No soy sin embargo partidario de escarbar demasiado en la naturaleza humana, algo a lo que se dedicaron los sabios clásicos seguramente porque guardaban la esperanza de poder determinar de una vez por todas lo esencial de nuestra condición. No me alejo de Hobbes por su cinismo ni de Rousseau por su candidez, el error que comparten es el creer que existe una propensión natural de conducta en nosotros, el error es ignorar que, más allá de las claves genéticas propias de un mamífero, somos por encima de todo lo que los valores que hemos aprendido nos inclinan a ser. 

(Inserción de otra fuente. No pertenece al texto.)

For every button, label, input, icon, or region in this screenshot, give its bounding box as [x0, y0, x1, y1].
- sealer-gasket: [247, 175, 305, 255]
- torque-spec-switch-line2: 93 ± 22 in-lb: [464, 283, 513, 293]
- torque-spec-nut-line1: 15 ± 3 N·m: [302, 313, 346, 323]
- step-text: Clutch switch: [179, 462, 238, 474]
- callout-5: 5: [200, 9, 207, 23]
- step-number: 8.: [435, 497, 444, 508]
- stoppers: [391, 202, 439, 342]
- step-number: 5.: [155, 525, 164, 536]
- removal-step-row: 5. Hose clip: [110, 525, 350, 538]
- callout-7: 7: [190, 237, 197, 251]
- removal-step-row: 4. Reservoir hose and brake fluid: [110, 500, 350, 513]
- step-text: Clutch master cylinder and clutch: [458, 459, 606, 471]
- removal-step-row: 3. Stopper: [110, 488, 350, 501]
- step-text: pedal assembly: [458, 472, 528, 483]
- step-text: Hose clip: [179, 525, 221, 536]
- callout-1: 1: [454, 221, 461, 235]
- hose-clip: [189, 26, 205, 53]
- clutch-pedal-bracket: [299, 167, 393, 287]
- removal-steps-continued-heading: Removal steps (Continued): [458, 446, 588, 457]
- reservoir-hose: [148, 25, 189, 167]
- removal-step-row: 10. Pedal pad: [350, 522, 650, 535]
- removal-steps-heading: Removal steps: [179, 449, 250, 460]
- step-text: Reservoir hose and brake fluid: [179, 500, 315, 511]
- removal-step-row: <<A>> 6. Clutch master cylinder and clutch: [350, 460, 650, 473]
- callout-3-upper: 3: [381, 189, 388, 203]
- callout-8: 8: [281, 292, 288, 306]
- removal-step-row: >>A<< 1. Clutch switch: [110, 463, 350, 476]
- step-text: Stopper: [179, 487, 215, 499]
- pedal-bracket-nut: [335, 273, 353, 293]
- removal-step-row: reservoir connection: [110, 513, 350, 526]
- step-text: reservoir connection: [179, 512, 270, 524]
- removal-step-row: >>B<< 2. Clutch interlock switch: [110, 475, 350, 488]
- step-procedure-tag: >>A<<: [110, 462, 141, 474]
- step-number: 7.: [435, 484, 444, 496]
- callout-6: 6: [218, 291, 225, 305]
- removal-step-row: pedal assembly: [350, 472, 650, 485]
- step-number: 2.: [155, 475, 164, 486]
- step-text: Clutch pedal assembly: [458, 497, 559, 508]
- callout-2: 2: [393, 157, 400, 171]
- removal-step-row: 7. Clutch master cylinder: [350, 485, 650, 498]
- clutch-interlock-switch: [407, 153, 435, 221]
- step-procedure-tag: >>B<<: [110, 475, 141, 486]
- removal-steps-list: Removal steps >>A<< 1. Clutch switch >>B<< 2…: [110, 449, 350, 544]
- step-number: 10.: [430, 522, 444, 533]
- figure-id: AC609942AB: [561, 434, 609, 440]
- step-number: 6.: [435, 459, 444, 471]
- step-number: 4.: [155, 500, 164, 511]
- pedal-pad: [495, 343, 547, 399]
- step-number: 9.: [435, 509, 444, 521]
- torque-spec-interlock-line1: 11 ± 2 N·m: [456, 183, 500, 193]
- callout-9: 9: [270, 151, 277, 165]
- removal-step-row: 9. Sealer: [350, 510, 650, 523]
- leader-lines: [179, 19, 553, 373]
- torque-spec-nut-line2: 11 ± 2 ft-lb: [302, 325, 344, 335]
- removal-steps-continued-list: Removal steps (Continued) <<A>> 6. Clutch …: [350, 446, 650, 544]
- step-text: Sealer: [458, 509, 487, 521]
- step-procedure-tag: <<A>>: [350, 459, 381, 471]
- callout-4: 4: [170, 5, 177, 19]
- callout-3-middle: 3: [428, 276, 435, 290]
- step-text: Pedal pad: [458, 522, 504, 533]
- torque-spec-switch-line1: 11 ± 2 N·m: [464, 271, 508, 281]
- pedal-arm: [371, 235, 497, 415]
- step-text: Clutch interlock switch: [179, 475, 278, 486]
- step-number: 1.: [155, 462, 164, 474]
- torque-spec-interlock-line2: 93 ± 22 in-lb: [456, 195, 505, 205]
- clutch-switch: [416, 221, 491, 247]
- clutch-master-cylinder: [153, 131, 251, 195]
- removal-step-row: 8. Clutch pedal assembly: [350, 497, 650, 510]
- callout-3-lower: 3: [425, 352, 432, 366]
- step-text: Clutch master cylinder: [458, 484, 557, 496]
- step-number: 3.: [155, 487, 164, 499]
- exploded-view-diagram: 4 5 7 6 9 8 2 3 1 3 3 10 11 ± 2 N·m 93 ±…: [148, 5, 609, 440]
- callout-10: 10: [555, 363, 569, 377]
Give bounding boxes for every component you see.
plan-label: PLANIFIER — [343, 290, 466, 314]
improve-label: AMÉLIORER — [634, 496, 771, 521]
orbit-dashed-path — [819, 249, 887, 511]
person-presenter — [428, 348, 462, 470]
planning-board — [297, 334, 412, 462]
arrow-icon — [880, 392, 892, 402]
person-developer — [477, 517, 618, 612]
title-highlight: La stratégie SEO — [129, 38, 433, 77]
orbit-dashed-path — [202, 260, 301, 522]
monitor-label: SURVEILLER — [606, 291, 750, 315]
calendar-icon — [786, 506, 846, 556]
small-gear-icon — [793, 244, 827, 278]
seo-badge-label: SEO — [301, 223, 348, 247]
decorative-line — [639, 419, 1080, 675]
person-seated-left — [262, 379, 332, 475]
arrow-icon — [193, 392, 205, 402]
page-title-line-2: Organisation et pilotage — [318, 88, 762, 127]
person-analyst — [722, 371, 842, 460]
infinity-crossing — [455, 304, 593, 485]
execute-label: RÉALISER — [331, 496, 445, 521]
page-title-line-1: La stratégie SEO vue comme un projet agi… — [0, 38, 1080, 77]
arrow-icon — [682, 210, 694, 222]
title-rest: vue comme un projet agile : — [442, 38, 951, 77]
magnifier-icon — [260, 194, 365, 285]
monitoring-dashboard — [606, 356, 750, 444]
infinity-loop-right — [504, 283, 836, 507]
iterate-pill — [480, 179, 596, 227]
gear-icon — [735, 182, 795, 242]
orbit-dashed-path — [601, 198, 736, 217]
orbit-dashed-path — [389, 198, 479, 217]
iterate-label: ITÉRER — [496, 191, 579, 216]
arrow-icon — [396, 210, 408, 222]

No sé qué hay en los entresijos del alma de dos tipos que matan así a unos indefensos lechones, sé lo que hay en mi alma cuando se manifiestan el odio, el rencor, el resentimiento o la violencia que llevo dentro. No sé si formo parte de la turba feroz de cazadores que aniquilaron en Kenya hace diez mil años a un grupo de labriegos; soy los principios que he adquirido durante mi vida, las decisiones que he tomado, los actos bellísimos o atroces que he llevado a cabo. Como nos enseñó Kant, es la libre voluntad, gobernada con plena autonomía por la Razón, lo que determina si soy un digno de mi condición. 

En realidad, el descubrimiento de Kenya no demuestra gran cosa, no hay un destino irreversible inscrito a priori en la raza del homo sapiens. Haremos con nuestras vidas y con este planeta lo que la fortaleza de nuestra voluntad nos permitan hacer. Ello supone tener el coraje de pelear por un mundo más justo y habitable, lo cual es antes producto de una decisión ética que de algún misterioso designio genético ineluctable. 

Claro que también podemos concluir en que no tenemos remedio y esperar sentados a que la siguiente matanza no nos toque a nosotros.